Voorts is van belang of de verdachte kan worden aangemerkt als medepleger van diefstal. Voor medeplegen is noodzakelijk dat sprake is geweest van een nauwe en bewuste samenwerking, gericht op het voltooien van het delict (de diefstal). De samenwerking moet intensief zijn, waarbij niet alle medeplegers noodzakelijkerwijs alle uitvoeringshandelingen verrichten. De intensieve samenwerking kan blijken uit uitdrukkelijke en stilzwijgende afspraken, taakverdelingen, de aanwezigheid op een belangrijk moment tijdens het delict en/of het zich niet distantiëren van handelingen van de medeverdachte.

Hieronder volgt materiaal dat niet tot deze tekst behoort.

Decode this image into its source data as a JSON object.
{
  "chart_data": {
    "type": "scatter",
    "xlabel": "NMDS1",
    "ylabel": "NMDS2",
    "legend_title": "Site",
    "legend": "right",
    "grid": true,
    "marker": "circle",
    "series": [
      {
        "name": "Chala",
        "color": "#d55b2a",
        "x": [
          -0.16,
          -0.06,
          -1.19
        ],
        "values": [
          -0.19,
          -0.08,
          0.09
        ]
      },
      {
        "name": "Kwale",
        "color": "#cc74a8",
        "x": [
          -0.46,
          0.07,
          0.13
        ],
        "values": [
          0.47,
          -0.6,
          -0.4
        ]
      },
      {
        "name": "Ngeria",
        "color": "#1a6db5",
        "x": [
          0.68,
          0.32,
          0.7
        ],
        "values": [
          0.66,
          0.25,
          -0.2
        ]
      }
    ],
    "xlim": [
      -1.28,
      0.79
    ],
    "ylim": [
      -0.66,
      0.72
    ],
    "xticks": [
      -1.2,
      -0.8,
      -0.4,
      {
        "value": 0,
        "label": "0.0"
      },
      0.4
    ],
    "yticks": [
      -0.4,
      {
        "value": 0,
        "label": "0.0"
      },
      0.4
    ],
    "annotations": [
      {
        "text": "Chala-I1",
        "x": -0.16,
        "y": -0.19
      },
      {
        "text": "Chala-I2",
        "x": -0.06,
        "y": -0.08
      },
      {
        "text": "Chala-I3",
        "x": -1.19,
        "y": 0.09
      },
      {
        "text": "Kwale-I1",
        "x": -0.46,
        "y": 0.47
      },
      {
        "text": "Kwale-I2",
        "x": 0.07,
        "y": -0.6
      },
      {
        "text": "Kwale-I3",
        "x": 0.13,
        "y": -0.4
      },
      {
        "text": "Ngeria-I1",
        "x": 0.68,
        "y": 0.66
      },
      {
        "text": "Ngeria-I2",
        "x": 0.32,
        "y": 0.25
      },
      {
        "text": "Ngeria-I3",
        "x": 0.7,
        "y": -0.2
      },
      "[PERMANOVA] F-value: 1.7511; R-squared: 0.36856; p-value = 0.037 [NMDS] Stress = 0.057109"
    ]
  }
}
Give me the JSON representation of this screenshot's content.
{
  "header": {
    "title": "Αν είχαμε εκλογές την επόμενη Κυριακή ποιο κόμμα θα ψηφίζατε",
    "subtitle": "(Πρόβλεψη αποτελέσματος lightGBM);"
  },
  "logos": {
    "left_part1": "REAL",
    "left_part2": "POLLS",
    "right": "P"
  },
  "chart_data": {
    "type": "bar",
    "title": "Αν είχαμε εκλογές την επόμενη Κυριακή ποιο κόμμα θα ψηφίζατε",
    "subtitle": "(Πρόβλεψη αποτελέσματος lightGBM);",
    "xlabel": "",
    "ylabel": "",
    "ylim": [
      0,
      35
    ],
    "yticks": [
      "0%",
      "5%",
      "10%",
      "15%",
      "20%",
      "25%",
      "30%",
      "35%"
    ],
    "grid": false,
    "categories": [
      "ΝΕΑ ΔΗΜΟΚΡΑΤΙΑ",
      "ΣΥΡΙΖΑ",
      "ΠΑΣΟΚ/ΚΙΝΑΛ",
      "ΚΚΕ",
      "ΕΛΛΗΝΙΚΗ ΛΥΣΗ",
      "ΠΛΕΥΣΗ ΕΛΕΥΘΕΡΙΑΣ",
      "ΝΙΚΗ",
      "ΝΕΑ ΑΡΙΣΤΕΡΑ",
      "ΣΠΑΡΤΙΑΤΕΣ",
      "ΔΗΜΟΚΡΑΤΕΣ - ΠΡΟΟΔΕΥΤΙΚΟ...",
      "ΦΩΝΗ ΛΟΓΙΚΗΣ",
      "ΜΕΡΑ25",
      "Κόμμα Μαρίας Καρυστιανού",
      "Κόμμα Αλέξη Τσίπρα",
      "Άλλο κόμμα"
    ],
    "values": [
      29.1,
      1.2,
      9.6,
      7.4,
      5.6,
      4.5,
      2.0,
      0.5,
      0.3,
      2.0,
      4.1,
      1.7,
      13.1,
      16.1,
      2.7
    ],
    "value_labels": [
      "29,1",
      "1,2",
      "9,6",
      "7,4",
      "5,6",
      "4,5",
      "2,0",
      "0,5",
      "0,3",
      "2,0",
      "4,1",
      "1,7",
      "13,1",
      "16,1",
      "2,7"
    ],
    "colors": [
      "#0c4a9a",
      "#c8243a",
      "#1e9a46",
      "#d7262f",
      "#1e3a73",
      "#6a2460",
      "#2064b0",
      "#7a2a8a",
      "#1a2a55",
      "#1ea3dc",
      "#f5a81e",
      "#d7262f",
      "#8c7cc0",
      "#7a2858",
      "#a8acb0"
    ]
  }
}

Aangever [naam slachtoffer 1] heeft verklaard dat een muntstuk in hun richting werd gegooid en dat kort daarna man 1, die hij later heeft herkend als de verdachte, schreeuwde dat hij zijn twee euro terug wilde. Man 1 bleef om geld vragen. Een andere jongen uit die groep van de verdachte, aangeduid als man 2, kwam erbij staan en zei dat hij het horloge van aangever [naam slachtoffer 1] wilde hebben. Op dat moment pakte man 1 de rechterarm van aangever [naam slachtoffer 1] en stopte man 2 zijn hand in de broekzak van aangever [naam slachtoffer 1] . Toen aangever [naam slachtoffer 1] probeerde weg te komen, ontstond een gevecht tussen enerzijds de groep waartoe man 1 en 2 behoorden en anderzijds de drie aangevers, waarbij vooral [naam slachtoffer 1] veelvuldig is geslagen en geschopt. Aangever [naam slachtoffer 2] heeft verder verklaard dat op enig moment aangever [naam slachtoffer 1] op de grond lag en werd geschopt door man 1, terwijl man 4 – die ook behoorde tot de groep van man 1 – een mobiele telefoon uit de zak van aangever [naam slachtoffer 1] pakte. Getuige [naam getuige] heeft verklaard dat de “aanvallers” na het voorval onder het raam van de hotelkamer door liepen, terwijl een van hen zei “Heb je wat?”, waarbij een ander antwoordde “Ja, ik heb wat”.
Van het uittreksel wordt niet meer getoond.